GitHub Vulnerability Could Expose Thousands to Repojacking Attacks

Men in white suits do computer hacking for fun, profit, and to look cool for chicks.

The potential for ‘repojacking’ attacks has surfaced, thanks to a newly discovered vulnerability within GitHub. This could have placed countless repositories on the brink of considerable danger.

Elad Rapoport, a security researcher from Checkmarx, outlined the critical flaw in a technical dossier given to The Hacker News. Rapoport explained that the weakness may result in a race condition, occurring while a GitHub repository is created and a username is being renamed. The exploitation of this could critically disrupt the open-source community, possibility spiraling into a hijacking of over 4,000 code packages. This spread encompasses multiple languages, from PHP to Swift, and also includes GitHub actions.

What is Repojacking? 

a man breaks into a car, digitally
Breaking into computers is a lot like breaking into cars, except that its not.

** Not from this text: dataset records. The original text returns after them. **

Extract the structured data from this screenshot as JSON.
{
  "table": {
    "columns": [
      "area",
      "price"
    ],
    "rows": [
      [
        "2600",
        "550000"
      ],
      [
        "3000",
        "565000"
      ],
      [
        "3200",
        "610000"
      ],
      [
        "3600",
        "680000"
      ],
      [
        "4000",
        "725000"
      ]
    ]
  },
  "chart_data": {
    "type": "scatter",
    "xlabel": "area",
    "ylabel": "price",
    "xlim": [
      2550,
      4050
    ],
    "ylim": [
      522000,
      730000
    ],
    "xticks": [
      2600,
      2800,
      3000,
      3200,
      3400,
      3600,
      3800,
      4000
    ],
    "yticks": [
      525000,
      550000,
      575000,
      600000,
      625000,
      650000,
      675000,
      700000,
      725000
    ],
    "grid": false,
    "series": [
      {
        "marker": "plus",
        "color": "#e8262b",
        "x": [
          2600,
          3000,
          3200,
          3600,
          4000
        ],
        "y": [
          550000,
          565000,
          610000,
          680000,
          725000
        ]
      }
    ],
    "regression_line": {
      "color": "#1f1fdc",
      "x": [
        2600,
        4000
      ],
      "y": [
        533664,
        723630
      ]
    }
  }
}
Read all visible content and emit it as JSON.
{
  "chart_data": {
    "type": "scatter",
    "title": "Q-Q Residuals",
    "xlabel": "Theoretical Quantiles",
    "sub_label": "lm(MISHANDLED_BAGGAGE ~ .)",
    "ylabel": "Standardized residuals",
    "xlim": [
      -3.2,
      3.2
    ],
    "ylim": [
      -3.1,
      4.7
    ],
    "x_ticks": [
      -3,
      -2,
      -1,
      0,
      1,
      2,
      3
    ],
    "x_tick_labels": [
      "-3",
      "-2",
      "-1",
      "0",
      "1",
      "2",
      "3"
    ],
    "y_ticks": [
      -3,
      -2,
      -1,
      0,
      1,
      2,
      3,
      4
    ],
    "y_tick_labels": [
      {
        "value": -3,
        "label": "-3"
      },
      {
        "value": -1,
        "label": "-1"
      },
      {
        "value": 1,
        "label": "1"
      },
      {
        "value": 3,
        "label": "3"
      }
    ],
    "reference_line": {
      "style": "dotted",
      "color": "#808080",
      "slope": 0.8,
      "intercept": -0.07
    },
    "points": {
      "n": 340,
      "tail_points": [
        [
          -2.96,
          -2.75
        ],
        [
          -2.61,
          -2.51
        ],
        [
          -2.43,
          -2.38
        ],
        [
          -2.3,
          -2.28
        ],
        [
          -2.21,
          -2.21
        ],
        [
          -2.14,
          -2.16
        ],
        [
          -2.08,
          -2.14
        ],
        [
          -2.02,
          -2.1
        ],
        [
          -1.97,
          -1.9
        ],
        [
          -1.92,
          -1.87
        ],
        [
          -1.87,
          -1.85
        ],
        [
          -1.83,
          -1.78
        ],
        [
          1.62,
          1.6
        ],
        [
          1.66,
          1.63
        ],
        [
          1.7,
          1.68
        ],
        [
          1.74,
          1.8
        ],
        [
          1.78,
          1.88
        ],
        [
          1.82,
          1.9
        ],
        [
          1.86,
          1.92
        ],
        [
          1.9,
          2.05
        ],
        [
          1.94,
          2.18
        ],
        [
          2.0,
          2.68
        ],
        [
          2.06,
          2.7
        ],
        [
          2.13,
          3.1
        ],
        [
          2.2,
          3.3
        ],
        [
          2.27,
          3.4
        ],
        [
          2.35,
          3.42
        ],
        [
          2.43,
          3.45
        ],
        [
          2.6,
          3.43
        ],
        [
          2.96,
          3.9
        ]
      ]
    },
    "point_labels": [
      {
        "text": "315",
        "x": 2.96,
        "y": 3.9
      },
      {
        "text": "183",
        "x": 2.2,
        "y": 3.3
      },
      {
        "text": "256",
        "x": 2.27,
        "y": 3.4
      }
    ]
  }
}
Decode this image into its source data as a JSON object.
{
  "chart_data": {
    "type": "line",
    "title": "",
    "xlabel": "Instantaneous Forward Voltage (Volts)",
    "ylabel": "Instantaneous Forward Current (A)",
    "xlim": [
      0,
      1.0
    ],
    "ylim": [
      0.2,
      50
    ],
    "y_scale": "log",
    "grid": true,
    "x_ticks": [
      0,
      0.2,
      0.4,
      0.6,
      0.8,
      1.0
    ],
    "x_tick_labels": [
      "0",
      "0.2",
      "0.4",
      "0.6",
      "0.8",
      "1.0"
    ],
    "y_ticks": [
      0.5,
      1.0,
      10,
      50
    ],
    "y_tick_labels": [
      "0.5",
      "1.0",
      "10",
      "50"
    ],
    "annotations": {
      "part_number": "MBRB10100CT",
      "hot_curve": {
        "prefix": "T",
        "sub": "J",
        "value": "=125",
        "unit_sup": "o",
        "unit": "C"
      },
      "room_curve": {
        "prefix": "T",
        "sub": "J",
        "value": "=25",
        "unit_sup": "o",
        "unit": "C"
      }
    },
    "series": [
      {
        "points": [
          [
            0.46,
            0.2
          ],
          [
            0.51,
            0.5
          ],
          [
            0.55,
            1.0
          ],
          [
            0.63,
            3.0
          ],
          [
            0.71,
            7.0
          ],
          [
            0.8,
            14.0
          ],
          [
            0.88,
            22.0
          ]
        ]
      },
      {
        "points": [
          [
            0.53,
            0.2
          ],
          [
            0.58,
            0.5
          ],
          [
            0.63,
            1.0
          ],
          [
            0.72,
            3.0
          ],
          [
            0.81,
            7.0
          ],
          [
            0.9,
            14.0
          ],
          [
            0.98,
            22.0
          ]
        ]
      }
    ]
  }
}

Repojacking, a technique feared in the digital world, is where a threat actor bypasses a security mechanism called ‘popular repository namespace retirement’, thereby seizing control of a repository. This safeguard acts as a barrier, blocking other users from creating a repository that shares a title with a repository that has been cloned over a hundred times when the user account name is changed. Essentially, once a username and repository name pair is ‘retired’, it’s supposed to be off-limits to others.

However, if rogue entities can easily sidestep this protection, they could potentially establish new accounts with identical usernames and introduce malicious repositories into the system. As a result, software supply chain attacks become an imminent risk.

How It Works

Checkmarx pointed out that the vulnerability hinges on a race condition that happens during the creation of a repository and the renaming of a username. To orchestrate a repojacking attack, a threat actor (let’s call them “User A”) concurrently establishes a repository called “Repo1” and alters the username from “User A” to “User B”, where “User B/Repo1” was a previously retired repository account.

The final move is carried out through API requests to earmark the creation of the repository and intercept the request to tweak the username. This comes about nine months subsequent to GitHub taking steps to rectify a similar hitch that could have paved an avenue for repojacking attacks.

Rapoport remarks, “The detection of this fresh vulnerability in GitHub’s repository creation and username renaming processes highlights persistent risks tied to the ‘popular repository namespace retirement’ system”.

Consequently, GitHub, now under Microsoft’s wing, rectified the issue post-haste after being informed about the vulnerability on March 1, 2023, and the problem was resolved as of September 1, 2023. Despite the swift response, it’s a sobering reminder of the constant vigilance needed to safeguard the digital frontier.